No profit, no tax. Not all sales make a *NET* profit, however.
Who or what defines the scrap value of an OM4ti, for example. Lots of
unrecoverable items and 20g of titanium? So you get bids, you spend money
administering the sale. You find that you have employees doing this instead of
what you actually employed them to do. That *NET* profit's getting
smaller....That skip is looking more attractive......
Meanwhile you have capital tied up. How much? depends on your valuation, but it
doesn't look good for liquidity. Oh a bit here and a bit there and there and
there and there...... Why is it tied up? to defer a distress sale, if you wrote
the stock down, evidently.
I can hear the skip arriving......
Then you have the corporate limits on working capital. What do you want your
allowance in? Bits of old OM, or shiny new digiboxes that people actually buy?
It's nearly here.....
Then you have the cultural pressures. Where was JIT invented? Why?
Bang! It's at the door.
Like it or not, companies work in this environment, and come to these decisions.
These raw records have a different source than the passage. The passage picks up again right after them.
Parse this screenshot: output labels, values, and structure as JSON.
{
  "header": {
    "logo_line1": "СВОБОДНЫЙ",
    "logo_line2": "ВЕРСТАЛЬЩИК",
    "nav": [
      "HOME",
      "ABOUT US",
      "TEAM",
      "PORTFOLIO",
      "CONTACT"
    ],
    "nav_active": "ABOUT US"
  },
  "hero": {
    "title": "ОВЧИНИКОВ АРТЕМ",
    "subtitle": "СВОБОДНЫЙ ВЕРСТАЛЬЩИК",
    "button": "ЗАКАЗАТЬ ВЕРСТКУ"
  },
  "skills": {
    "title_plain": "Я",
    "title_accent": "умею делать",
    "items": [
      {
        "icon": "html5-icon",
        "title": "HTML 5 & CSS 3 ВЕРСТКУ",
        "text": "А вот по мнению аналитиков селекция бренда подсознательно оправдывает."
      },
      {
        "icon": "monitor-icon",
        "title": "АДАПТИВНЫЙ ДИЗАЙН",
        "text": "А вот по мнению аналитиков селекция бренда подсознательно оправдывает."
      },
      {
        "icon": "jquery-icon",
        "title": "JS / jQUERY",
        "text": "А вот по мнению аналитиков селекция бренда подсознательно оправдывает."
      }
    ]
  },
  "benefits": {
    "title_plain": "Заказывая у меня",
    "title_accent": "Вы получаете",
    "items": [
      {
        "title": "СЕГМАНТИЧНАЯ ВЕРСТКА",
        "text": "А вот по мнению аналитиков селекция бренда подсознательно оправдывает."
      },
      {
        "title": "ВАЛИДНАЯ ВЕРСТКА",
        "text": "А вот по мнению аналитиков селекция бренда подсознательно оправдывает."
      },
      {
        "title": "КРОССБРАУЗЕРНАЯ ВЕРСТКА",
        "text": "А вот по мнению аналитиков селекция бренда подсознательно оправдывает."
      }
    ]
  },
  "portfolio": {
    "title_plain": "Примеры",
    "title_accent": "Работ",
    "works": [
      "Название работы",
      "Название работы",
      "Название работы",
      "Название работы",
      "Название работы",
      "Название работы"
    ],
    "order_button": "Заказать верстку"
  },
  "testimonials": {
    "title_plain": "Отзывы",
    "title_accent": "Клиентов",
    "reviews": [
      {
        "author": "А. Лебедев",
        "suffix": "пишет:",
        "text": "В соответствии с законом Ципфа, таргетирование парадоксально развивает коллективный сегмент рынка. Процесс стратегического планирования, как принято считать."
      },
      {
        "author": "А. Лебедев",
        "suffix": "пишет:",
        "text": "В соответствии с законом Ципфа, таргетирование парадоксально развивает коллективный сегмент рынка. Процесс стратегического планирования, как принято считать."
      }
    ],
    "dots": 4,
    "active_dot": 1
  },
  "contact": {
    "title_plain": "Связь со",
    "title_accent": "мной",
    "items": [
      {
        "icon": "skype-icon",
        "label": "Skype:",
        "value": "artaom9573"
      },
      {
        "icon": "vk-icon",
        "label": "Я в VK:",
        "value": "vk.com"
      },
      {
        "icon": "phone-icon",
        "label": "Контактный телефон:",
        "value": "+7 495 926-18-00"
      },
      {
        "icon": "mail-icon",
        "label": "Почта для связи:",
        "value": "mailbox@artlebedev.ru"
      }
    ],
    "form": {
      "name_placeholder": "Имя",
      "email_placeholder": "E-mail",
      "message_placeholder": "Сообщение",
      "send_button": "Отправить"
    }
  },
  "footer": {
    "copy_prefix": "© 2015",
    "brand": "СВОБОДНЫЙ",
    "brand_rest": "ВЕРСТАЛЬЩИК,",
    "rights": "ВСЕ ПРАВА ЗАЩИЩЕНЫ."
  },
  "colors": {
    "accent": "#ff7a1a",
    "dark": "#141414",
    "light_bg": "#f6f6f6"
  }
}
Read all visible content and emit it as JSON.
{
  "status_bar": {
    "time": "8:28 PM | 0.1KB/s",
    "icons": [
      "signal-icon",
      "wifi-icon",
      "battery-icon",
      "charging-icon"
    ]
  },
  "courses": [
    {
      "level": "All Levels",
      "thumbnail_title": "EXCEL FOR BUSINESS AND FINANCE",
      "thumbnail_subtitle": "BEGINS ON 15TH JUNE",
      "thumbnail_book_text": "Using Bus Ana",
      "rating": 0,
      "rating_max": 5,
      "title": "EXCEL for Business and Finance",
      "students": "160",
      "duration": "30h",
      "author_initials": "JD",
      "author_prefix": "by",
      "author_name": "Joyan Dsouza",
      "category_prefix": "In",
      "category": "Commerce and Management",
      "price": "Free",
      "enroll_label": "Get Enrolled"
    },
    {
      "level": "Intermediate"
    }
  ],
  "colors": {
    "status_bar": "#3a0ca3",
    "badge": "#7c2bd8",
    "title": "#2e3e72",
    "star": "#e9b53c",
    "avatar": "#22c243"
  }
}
My branch of accountancy is not specialised in taxation. Mine is very closely
focused on corporate profitability and genuine shareholder value. That does not
include ridiculous financing schemes, BTW.
I didn't say there were tax *REASONS* for throwing things away. I said there
were tax *ISSUES* around old stocks, and some companies are more sensitive to
these than others. International companies get a lot of hassle from tax
authorities worldwide, because the authorities believe (usually quite rightly)
that the companies are trying to export profit to the most favourable tax
regime, and import losses to the least favourable.